Red Blooded Woman (4:20)

Probably the most left-field choice here (Anyone who was hoping for obscure B-Sides will be disappointed) ‘Red Blooded Woman’ marks a turn away from out and out dance pop hits here. It’s slinky and sexy in a way that Kylie managed to become in the early 2000s, flirting with RnB like much of its parent album Body Language did. The ad libs and backing vocals blend so seamlessly into the production here that it truly stands out in her discography. A forgotten hit that works well to show off some of her more unexpected moments.

Confide In Me (5:51)

The biggest hit of the ‘Indie Kylie’ era, ‘Confide in Me’ stands out massively in this mixtape, not only because it dives into Eastern sounds and a more ‘alternative’ production style, but also because it’s so good. I love the light and shade you get from Kylie’s vocals on this song, this was one of the first times people would have felt like they were getting a truly honest performance from the once teen popstar. The years have only made ‘Confide In Me’ shine even more, full of drama and intense musicianship it has to feauture here.
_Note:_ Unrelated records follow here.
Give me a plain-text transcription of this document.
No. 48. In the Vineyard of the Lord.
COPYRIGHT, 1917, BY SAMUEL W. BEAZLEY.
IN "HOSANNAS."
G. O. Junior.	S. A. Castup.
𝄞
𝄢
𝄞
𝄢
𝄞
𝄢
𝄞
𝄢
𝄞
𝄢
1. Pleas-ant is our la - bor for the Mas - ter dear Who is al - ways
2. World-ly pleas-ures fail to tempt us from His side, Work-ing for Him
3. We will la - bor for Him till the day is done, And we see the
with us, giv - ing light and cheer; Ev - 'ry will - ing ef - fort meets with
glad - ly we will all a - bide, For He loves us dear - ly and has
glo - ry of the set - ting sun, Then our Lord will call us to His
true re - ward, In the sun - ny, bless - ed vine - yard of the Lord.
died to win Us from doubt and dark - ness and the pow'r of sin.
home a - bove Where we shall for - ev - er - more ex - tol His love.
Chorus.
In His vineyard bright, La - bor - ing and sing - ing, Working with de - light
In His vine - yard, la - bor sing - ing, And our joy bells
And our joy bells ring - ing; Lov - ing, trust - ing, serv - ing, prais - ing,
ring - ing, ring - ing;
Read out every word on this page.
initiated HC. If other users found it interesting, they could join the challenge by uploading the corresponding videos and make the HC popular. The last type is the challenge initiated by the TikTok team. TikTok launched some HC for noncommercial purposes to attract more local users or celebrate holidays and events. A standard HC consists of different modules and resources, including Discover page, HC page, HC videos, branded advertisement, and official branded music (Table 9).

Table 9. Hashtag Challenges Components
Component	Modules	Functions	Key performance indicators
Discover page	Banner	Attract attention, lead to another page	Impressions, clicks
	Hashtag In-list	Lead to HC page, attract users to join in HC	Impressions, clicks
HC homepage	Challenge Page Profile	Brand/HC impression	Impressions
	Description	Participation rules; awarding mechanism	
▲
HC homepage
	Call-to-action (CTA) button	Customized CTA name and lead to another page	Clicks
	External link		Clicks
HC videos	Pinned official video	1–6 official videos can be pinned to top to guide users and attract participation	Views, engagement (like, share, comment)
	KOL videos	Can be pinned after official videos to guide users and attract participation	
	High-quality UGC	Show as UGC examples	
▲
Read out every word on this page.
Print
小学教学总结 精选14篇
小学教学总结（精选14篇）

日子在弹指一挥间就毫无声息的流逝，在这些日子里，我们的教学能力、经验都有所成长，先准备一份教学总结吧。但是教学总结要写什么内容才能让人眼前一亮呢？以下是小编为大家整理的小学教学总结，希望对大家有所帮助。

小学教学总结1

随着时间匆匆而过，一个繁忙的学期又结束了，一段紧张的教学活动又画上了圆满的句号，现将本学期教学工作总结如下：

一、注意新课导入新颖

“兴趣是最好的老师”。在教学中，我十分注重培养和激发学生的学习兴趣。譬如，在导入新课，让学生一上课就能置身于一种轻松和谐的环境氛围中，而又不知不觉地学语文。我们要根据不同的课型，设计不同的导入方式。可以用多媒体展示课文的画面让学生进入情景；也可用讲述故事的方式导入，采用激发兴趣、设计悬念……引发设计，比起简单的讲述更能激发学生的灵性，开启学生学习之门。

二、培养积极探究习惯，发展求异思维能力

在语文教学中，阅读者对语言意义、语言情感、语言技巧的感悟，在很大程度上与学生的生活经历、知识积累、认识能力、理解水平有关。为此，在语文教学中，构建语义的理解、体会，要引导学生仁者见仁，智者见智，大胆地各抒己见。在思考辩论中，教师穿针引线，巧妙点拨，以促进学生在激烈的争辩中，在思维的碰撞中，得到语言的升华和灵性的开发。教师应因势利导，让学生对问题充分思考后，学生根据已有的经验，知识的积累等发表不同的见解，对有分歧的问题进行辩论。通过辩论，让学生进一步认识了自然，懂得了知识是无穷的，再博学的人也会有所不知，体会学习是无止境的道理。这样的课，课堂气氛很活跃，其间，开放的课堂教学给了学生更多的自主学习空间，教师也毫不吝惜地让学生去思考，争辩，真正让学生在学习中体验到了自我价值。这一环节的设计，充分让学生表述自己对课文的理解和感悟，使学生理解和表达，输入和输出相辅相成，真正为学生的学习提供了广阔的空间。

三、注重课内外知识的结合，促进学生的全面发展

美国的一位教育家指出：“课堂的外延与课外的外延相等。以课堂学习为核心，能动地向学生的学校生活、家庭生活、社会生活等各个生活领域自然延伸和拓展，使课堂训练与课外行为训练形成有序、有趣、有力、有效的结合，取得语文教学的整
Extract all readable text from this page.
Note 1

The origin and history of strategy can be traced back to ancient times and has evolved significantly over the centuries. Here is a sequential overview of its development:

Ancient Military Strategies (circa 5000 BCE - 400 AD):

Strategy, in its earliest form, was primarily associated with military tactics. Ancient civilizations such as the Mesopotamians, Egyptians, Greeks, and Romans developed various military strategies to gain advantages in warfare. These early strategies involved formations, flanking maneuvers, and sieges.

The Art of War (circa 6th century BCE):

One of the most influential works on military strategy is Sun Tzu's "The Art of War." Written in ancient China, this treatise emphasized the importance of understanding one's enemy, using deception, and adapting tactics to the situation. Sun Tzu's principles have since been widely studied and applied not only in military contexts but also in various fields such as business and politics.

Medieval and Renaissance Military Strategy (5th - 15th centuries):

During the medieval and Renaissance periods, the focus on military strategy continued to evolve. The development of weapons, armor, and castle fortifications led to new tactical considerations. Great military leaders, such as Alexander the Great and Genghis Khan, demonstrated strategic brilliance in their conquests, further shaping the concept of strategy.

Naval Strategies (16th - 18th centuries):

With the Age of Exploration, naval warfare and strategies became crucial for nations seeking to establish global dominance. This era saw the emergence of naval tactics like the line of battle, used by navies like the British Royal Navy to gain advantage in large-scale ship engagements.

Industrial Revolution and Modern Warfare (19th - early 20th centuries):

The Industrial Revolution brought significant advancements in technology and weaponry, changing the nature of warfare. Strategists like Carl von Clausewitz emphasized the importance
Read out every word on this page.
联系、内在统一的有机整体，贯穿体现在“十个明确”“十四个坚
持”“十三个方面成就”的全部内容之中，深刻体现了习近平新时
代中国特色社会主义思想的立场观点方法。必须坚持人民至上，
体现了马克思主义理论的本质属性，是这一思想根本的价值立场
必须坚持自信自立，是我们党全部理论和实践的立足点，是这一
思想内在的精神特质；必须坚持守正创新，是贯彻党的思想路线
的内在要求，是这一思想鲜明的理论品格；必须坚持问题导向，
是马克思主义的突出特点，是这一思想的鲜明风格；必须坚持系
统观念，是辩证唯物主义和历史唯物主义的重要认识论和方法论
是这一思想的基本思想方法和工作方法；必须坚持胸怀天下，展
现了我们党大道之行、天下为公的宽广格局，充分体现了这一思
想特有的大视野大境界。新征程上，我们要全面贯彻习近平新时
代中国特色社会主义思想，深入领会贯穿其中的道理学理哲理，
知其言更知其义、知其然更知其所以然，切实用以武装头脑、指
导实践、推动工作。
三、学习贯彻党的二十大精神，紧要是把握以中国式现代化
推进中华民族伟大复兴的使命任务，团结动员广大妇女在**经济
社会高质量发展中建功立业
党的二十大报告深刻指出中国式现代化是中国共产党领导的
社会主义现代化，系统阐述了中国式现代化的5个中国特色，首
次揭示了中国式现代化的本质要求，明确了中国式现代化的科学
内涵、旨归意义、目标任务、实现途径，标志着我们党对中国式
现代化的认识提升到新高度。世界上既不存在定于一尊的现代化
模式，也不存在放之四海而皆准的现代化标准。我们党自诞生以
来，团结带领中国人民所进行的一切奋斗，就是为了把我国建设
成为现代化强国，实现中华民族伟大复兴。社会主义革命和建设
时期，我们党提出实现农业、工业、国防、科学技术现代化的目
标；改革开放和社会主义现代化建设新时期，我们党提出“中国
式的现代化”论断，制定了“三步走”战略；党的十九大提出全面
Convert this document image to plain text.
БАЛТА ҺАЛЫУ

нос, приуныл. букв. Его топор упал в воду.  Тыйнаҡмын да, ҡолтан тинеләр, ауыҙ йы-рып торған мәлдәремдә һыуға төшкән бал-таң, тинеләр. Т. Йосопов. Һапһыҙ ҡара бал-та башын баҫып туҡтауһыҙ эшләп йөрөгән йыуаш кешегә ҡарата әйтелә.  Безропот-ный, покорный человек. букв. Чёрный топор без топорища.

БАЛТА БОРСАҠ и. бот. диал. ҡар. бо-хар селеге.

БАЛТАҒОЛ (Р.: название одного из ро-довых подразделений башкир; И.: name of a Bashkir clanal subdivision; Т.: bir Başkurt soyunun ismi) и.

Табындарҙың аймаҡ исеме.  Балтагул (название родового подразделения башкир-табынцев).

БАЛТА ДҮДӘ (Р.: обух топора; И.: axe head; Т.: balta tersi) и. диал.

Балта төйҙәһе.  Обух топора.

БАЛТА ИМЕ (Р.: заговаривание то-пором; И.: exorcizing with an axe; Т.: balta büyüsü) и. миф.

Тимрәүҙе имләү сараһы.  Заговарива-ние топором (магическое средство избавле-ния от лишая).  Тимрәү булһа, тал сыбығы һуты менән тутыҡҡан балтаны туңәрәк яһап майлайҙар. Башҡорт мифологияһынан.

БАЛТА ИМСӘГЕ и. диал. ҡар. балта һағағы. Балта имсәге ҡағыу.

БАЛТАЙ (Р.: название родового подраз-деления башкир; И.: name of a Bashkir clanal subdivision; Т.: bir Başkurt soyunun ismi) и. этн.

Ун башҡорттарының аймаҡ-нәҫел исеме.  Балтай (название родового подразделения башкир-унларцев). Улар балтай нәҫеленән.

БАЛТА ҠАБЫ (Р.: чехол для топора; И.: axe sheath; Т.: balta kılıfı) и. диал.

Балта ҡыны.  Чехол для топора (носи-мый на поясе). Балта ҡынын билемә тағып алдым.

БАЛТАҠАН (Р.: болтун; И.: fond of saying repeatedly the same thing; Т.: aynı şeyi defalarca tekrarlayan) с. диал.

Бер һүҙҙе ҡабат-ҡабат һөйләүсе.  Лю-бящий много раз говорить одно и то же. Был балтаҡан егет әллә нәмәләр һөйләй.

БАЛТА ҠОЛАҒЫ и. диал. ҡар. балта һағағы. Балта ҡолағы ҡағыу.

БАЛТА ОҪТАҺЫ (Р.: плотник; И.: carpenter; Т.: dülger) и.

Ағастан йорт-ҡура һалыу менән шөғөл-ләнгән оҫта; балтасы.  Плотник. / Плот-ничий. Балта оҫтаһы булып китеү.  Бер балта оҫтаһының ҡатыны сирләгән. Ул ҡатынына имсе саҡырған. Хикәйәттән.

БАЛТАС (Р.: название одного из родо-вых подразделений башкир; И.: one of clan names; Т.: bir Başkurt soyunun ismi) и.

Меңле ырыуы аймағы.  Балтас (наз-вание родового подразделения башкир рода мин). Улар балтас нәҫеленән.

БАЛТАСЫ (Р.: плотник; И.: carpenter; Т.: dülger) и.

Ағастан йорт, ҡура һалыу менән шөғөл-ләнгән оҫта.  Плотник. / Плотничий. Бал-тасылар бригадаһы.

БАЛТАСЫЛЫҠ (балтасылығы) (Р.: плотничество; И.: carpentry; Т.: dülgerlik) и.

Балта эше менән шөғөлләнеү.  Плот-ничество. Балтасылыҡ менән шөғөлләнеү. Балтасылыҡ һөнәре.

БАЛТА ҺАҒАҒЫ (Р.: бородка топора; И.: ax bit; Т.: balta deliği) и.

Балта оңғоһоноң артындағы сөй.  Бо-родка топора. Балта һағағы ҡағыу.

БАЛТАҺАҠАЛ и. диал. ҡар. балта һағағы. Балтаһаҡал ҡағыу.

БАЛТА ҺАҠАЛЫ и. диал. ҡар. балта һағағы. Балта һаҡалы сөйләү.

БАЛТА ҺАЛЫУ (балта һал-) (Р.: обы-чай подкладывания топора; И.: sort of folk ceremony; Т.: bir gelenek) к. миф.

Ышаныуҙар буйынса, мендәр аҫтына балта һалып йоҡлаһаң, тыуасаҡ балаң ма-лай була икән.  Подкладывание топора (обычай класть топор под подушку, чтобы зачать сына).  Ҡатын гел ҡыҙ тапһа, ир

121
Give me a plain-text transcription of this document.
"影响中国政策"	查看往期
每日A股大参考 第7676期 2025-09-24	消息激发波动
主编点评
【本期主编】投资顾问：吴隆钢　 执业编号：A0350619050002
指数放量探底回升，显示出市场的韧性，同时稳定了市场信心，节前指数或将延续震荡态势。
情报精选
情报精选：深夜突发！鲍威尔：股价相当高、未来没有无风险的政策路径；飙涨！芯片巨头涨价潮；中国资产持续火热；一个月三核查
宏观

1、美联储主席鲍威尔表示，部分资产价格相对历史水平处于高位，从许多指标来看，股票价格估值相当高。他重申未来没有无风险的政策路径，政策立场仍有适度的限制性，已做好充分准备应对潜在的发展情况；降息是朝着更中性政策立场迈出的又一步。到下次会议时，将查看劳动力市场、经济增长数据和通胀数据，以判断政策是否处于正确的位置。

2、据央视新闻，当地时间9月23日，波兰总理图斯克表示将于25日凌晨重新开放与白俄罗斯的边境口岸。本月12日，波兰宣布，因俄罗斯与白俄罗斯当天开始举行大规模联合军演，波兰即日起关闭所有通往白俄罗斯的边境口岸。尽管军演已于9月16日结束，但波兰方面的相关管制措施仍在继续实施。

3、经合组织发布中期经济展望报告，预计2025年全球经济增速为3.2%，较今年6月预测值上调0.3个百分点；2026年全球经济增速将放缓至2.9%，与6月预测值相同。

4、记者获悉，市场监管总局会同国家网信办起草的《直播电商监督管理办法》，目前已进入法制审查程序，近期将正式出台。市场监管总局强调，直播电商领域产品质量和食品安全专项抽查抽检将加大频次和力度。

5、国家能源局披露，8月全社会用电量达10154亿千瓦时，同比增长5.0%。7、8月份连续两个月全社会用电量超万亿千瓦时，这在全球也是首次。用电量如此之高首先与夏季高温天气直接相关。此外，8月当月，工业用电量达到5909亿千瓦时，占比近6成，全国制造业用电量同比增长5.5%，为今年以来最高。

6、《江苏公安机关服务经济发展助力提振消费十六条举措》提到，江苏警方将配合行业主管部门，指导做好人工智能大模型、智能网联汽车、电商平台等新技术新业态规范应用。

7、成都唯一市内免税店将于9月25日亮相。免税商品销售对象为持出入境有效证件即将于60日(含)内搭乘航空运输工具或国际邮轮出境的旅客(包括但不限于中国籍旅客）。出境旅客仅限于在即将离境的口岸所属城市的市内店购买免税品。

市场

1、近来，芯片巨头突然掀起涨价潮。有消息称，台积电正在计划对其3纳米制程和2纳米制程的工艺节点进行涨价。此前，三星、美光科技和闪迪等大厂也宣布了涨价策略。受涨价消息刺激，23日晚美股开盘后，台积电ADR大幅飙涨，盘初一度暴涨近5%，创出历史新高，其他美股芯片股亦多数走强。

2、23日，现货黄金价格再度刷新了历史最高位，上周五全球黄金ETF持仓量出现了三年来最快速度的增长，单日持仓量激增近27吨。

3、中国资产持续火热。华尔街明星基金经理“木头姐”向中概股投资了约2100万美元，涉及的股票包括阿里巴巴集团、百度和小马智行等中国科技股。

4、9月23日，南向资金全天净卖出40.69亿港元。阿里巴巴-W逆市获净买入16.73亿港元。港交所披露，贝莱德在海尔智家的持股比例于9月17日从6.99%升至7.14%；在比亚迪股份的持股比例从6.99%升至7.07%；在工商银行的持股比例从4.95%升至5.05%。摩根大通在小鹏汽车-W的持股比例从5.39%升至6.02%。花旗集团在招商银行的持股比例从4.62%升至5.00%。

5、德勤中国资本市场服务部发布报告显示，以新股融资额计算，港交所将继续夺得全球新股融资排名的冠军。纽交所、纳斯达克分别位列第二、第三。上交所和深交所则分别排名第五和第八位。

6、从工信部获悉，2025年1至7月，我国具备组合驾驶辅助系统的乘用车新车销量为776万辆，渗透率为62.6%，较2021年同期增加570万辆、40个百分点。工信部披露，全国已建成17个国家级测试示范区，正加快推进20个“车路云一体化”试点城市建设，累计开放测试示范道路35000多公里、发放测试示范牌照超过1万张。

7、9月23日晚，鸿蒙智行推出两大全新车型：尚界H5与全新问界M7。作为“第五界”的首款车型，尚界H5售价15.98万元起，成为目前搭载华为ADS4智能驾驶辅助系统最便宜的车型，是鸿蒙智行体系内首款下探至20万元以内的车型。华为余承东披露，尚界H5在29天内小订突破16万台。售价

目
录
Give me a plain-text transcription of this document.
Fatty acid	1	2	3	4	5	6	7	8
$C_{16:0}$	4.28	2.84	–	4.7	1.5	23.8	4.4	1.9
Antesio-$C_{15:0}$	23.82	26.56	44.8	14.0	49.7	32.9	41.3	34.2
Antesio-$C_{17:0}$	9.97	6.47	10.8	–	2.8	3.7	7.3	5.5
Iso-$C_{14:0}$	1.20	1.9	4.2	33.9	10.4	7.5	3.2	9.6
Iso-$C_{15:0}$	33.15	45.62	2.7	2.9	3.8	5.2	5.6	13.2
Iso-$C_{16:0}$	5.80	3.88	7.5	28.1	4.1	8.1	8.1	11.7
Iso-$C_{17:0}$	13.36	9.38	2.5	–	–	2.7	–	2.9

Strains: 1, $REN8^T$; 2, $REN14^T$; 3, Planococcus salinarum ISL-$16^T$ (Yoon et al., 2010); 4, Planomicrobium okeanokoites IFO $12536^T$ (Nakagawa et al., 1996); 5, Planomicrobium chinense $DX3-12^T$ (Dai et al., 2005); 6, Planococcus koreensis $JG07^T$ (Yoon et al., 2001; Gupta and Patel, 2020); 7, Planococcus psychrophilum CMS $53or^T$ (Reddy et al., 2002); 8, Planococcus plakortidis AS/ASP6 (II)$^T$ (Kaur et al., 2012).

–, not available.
I Should Be So Lucky (3:24)

And from her second self titled album we go back to the first and the single that made Kylie Minogue a household name across the world. ‘I Should Be So Lucky’ is not a good song. It’s objectively badly written, was recorded in less than 30 minutes and in some ways you can hear that. But this makeshift aspect of the song is sort of iconic now. It’s knowingly shit, which makes the fact it became a multi platinum #1 hit that bit more hilarious.

Supernova (3:17)

I mainly wanted to include ‘I Should Be So Lucky’ so that we could transition on this mixtape from her earliest hit to a song from her newest album. It’s striking that Kylie is one of those artists, like Bruce Springsteen, or U2, or even Beyoncé to some extent, that have a discography that lends itself to merging the old and the new in concert. You could easily hear early hits like ‘What Do I Have To Do blending into this track from Disco. It’s part of what makes her longevity great as a fan, the songs always sound fresh but have a familiarity to them.

Spinning Around (3:26)

And if we are going to close this out at the disco, then what better song to end with than the song that transformed Kylie’s career from sort of forgotten 80s popstar into the sound of the next decade. ‘Spinning Around’ is over 20 years old at this point, but bloody hell does it still sound effortlessly exuberant and so full energy. If you haven’t put on your gold hot pants and started dancing around your kitchen by now, then you truly must be a lost cause.